Was bedeutet für dich persönlich "grün feiern“?
CS: 
Grün feiern heißt für mich: bewusst genießen. Strom aus erneuerbaren Quellen, Mehrweg statt Einweg, aber auch Awareness im Club. Es geht nicht nur um die Ökobilanz, sondern auch um den respektvollen Umgang miteinander.


Der „Grüner Jäger“ ist Mitglied der Berliner Initiative "Zukunft Feiern". Wie kam es dazu?
CS: Wir wollten Teil einer Bewegung sein, die bundesweit Standards setzt. Unser Ziel ist es Wissen zu teilen, gemeinsam Lösungen zu entwickeln und dadurch die Szene zukunftsfähig machen. Den Anstoß dafür gab uns das Clubkombinat Hamburg.

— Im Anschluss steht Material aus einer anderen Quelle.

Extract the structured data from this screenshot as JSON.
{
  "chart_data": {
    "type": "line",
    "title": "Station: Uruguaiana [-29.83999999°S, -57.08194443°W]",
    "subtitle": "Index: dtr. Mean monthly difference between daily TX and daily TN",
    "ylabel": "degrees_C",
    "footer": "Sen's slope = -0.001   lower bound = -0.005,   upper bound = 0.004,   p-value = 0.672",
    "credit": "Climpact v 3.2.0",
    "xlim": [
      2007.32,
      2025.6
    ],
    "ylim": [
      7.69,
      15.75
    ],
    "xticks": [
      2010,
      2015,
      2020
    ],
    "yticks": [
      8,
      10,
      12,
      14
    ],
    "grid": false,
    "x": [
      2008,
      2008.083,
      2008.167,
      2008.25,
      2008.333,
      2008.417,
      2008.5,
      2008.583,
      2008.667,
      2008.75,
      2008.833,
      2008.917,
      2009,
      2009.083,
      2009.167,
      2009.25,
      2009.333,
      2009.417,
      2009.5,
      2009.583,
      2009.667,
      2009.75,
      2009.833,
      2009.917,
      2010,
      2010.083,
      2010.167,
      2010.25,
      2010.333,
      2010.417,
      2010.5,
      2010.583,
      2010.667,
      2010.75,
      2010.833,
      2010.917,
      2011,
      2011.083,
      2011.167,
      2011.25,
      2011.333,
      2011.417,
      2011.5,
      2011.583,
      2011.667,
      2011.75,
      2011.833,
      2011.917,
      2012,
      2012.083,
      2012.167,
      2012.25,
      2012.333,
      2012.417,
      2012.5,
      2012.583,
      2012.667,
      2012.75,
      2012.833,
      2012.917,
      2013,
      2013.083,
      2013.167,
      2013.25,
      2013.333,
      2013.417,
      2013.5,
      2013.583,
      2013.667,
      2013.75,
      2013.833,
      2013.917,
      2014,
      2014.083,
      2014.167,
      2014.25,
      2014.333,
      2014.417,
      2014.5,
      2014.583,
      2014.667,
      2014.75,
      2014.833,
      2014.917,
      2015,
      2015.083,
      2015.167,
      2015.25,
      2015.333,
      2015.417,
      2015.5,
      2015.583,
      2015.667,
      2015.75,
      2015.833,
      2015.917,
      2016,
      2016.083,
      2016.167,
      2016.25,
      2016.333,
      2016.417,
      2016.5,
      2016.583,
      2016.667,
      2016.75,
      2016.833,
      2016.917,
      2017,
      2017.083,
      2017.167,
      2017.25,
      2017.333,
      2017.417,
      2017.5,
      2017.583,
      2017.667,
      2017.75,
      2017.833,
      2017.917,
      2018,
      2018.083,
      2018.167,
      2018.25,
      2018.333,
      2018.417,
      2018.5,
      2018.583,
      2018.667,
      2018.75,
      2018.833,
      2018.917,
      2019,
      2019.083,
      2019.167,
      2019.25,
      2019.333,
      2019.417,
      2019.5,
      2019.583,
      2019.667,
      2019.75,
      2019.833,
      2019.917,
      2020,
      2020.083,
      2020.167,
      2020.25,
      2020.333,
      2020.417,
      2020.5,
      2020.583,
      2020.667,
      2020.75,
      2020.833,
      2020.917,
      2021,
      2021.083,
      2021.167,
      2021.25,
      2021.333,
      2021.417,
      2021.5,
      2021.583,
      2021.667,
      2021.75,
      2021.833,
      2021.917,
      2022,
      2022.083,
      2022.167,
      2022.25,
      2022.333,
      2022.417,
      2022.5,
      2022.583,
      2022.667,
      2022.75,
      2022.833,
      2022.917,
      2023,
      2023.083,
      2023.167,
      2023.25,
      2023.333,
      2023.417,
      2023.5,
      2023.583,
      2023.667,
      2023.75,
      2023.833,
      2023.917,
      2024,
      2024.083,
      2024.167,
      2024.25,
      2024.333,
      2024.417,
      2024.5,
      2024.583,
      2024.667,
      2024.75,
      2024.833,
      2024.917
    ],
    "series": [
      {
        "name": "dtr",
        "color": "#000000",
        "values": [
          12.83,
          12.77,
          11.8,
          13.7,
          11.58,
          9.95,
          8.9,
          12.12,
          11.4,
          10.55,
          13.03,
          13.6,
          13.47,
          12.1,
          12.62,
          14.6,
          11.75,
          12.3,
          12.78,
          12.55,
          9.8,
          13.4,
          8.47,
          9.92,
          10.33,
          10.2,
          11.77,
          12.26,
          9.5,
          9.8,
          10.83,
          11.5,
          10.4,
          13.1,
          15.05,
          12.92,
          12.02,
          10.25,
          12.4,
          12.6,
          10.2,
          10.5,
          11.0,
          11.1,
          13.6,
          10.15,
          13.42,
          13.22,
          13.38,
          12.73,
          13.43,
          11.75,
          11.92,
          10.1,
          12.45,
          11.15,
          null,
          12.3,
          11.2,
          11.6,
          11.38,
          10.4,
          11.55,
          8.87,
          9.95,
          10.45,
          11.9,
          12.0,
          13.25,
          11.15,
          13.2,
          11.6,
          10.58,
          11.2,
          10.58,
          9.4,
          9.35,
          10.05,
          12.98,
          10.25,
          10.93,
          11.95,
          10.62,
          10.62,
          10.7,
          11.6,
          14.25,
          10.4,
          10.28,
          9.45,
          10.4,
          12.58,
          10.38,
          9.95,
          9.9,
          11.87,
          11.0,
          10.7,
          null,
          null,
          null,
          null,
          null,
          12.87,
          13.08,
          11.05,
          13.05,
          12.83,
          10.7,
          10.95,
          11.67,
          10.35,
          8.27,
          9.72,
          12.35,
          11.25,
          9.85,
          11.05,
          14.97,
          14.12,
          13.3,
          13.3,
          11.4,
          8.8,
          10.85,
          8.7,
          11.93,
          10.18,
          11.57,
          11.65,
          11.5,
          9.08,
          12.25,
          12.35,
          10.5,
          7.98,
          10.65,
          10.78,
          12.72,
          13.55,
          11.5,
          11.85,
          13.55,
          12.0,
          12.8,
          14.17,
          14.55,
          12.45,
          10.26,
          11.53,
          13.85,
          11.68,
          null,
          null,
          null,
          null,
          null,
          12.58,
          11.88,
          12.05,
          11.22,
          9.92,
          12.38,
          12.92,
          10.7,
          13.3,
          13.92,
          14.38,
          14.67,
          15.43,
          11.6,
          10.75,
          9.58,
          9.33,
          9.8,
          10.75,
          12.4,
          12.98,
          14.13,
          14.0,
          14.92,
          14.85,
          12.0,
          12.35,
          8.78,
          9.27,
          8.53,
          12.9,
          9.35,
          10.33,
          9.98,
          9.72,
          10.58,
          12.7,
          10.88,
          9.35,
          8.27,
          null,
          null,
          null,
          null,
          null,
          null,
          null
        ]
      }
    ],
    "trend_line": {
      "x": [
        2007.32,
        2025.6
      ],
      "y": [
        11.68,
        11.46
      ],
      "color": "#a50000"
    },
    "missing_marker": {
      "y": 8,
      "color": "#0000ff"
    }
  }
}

Mit WEtell hat der „Grüner Jäger“ einen klimaneutralen Mobilfunkanbieter gewählt. Welche anderen "unsichtbaren" Nachhaltigkeitsmaßnahmen gibt es im Hintergrund?
 CS:
- Echten Ökostrom & energiesparende Technik
- Digitale Tools statt Papier
- Regionales Booking und Beschaffung
- COâ‚‚-Kompensationsmodell im Aufbau
Viele Maßnahmen sehen Gäste gar nicht, aber sie machen den Unterschied.

Welche Herausforderungen gibt es bei der Umsetzung von Nachhaltigkeitsmaßnahmen in der Gastronomie und im Nachtleben?

CS: Die Branche lebt von knappen Margen. Nachhaltigkeit erfordert Investitionen und konsequentes Umdenken. Oftmals fehlen Zeit und Ressourcen für eine konsequente Umsetzung.

Wie schafft man es, wirtschaftliche Interessen mit ökologischen Zielen in Einklang zu bringen?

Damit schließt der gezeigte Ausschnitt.